Roni mengambil rokok yang ada di meja, menyalahkan pematik dan menghisap rokok tersebut. Dia memberikan saran kepada Marco bukan tanpa alasan, dulu mantan kekasihnya Lola juga begitu, meminta Roni segera menikahi gadis itu. 

Namun, Roni yang kala itu masih muda dengan tegas menolak menikahi Lola. Sehingga bisa di tebak, wanita itu meminta putus  dan tanpa pikir panjang Roni pun mengiyakan perpisahan dengan Lola. 

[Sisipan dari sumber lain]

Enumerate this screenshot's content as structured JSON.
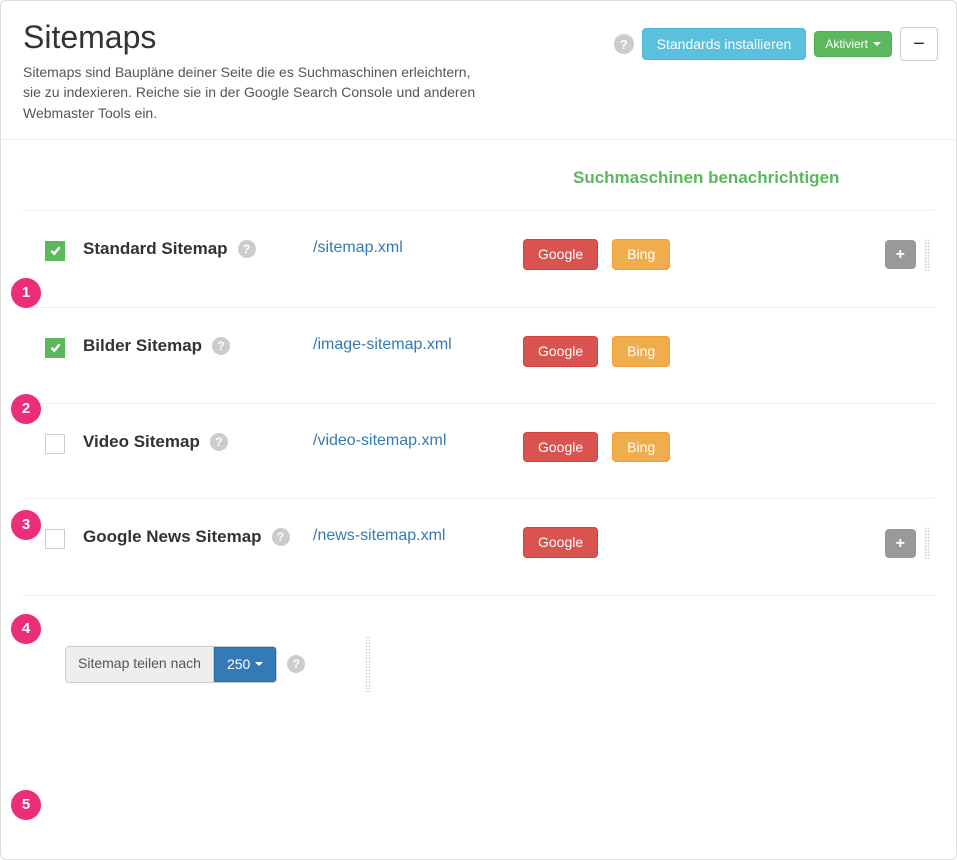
{
  "header": {
    "title": "Sitemaps",
    "description": "Sitemaps sind Baupläne deiner Seite die es Suchmaschinen erleichtern, sie zu indexieren. Reiche sie in der Google Search Console und anderen Webmaster Tools ein.",
    "install_label": "Standards installieren",
    "status_label": "Aktiviert",
    "collapse_glyph": "−"
  },
  "notify_header": "Suchmaschinen benachrichtigen",
  "rows": [
    {
      "checked": true,
      "title": "Standard Sitemap",
      "url": "/sitemap.xml",
      "google": "Google",
      "bing": "Bing",
      "has_bing": true,
      "has_plus": true,
      "plus_glyph": "+"
    },
    {
      "checked": true,
      "title": "Bilder Sitemap",
      "url": "/image-sitemap.xml",
      "google": "Google",
      "bing": "Bing",
      "has_bing": true,
      "has_plus": false
    },
    {
      "checked": false,
      "title": "Video Sitemap",
      "url": "/video-sitemap.xml",
      "google": "Google",
      "bing": "Bing",
      "has_bing": true,
      "has_plus": false
    },
    {
      "checked": false,
      "title": "Google News Sitemap",
      "url": "/news-sitemap.xml",
      "google": "Google",
      "has_bing": false,
      "has_plus": true,
      "plus_glyph": "+"
    }
  ],
  "footer": {
    "split_label": "Sitemap teilen nach",
    "split_value": "250"
  },
  "annotations": [
    "1",
    "2",
    "3",
    "4",
    "5"
  ]
}
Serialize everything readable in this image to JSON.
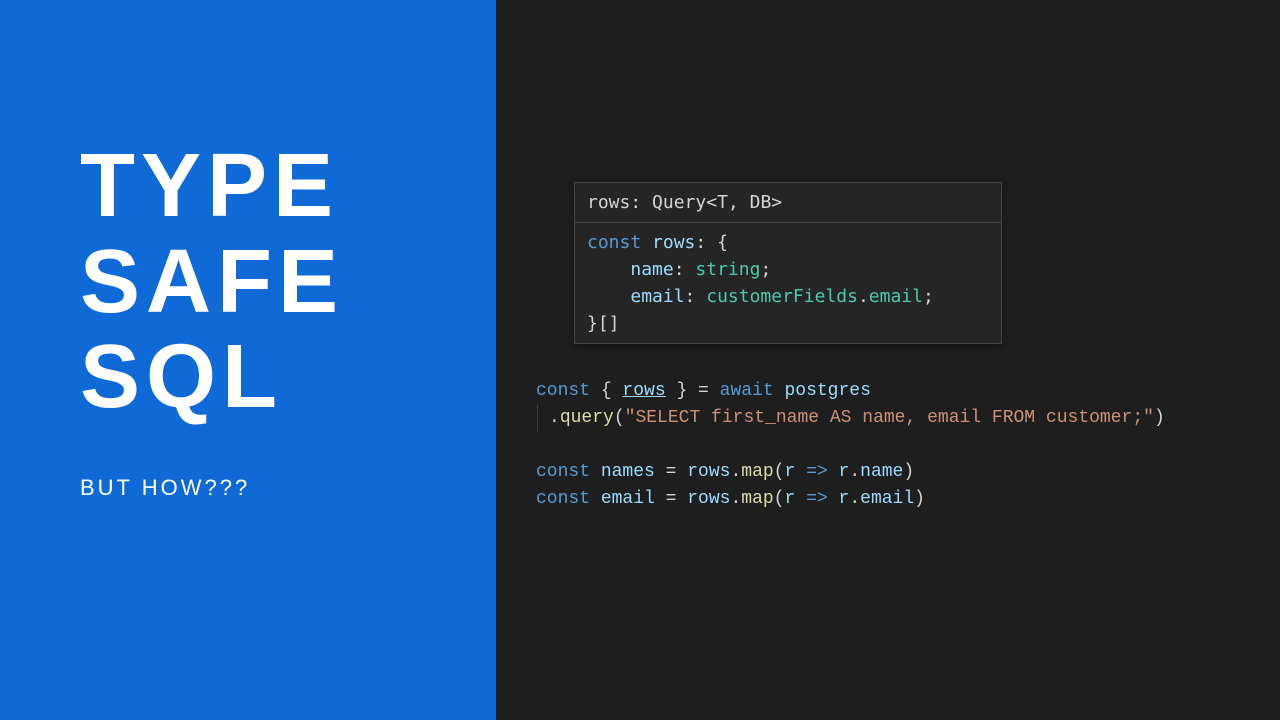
{
  "left": {
    "title_lines": [
      "TYPE",
      "SAFE",
      "SQL"
    ],
    "subtitle": "BUT HOW???"
  },
  "colors": {
    "accent_blue": "#0f6ad8",
    "editor_bg": "#1e1e1e",
    "popup_bg": "#252526",
    "popup_border": "#454545",
    "keyword": "#569cd6",
    "variable": "#9cdcfe",
    "type": "#4ec9b0",
    "function": "#dcdcaa",
    "string": "#ce9178",
    "foreground": "#d4d4d4"
  },
  "hover": {
    "header": {
      "tokens": [
        {
          "t": "rows",
          "c": "plain"
        },
        {
          "t": ": ",
          "c": "plain"
        },
        {
          "t": "Query",
          "c": "plain"
        },
        {
          "t": "<",
          "c": "plain"
        },
        {
          "t": "T",
          "c": "plain"
        },
        {
          "t": ", ",
          "c": "plain"
        },
        {
          "t": "DB",
          "c": "plain"
        },
        {
          "t": ">",
          "c": "plain"
        }
      ]
    },
    "body_lines": [
      [
        {
          "t": "const ",
          "c": "key"
        },
        {
          "t": "rows",
          "c": "var"
        },
        {
          "t": ": {",
          "c": "punc"
        }
      ],
      [
        {
          "t": "    ",
          "c": "plain"
        },
        {
          "t": "name",
          "c": "var"
        },
        {
          "t": ": ",
          "c": "punc"
        },
        {
          "t": "string",
          "c": "type"
        },
        {
          "t": ";",
          "c": "punc"
        }
      ],
      [
        {
          "t": "    ",
          "c": "plain"
        },
        {
          "t": "email",
          "c": "var"
        },
        {
          "t": ": ",
          "c": "punc"
        },
        {
          "t": "customerFields",
          "c": "type"
        },
        {
          "t": ".",
          "c": "punc"
        },
        {
          "t": "email",
          "c": "type"
        },
        {
          "t": ";",
          "c": "punc"
        }
      ],
      [
        {
          "t": "}[]",
          "c": "punc"
        }
      ]
    ]
  },
  "code_lines": [
    [
      {
        "t": "const ",
        "c": "key"
      },
      {
        "t": "{ ",
        "c": "punc"
      },
      {
        "t": "rows",
        "c": "var",
        "underline": true
      },
      {
        "t": " } = ",
        "c": "punc"
      },
      {
        "t": "await ",
        "c": "key"
      },
      {
        "t": "postgres",
        "c": "var"
      }
    ],
    [
      {
        "t": "  .",
        "c": "punc",
        "guide": true
      },
      {
        "t": "query",
        "c": "call"
      },
      {
        "t": "(",
        "c": "punc"
      },
      {
        "t": "\"SELECT first_name AS name, email FROM customer;\"",
        "c": "str"
      },
      {
        "t": ")",
        "c": "punc"
      }
    ],
    [],
    [
      {
        "t": "const ",
        "c": "key"
      },
      {
        "t": "names",
        "c": "var"
      },
      {
        "t": " = ",
        "c": "punc"
      },
      {
        "t": "rows",
        "c": "var"
      },
      {
        "t": ".",
        "c": "punc"
      },
      {
        "t": "map",
        "c": "call"
      },
      {
        "t": "(",
        "c": "punc"
      },
      {
        "t": "r",
        "c": "var"
      },
      {
        "t": " ",
        "c": "punc"
      },
      {
        "t": "=>",
        "c": "arrow"
      },
      {
        "t": " ",
        "c": "punc"
      },
      {
        "t": "r",
        "c": "var"
      },
      {
        "t": ".",
        "c": "punc"
      },
      {
        "t": "name",
        "c": "var"
      },
      {
        "t": ")",
        "c": "punc"
      }
    ],
    [
      {
        "t": "const ",
        "c": "key"
      },
      {
        "t": "email",
        "c": "var"
      },
      {
        "t": " = ",
        "c": "punc"
      },
      {
        "t": "rows",
        "c": "var"
      },
      {
        "t": ".",
        "c": "punc"
      },
      {
        "t": "map",
        "c": "call"
      },
      {
        "t": "(",
        "c": "punc"
      },
      {
        "t": "r",
        "c": "var"
      },
      {
        "t": " ",
        "c": "punc"
      },
      {
        "t": "=>",
        "c": "arrow"
      },
      {
        "t": " ",
        "c": "punc"
      },
      {
        "t": "r",
        "c": "var"
      },
      {
        "t": ".",
        "c": "punc"
      },
      {
        "t": "email",
        "c": "var"
      },
      {
        "t": ")",
        "c": "punc"
      }
    ]
  ]
}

Roni kala itu tidak menyesali perpisahannya dengan Lola karena dalam pikirannya dia masih ingin senang-senang dengan masa mudanya. Terlebih, dia waktu itu belum seriuas bekerja. Akan tetapi, setahun yang lalu ketika dia sedang berada di luar negeri dalam rangka perjalanan bisnis tanpa sengaja dia bertemu lagi dengan Lola. 

Lola yang dia temui setahun lalu telah memiliki seorang putra, dia tampak bahagia dengan suaminya. Melihat hal itu, ada sedikit penyesalan di benak Roni yang sampai detik ini belum menemukan wanita yang cocok untuk dijadikan teman hidupnya.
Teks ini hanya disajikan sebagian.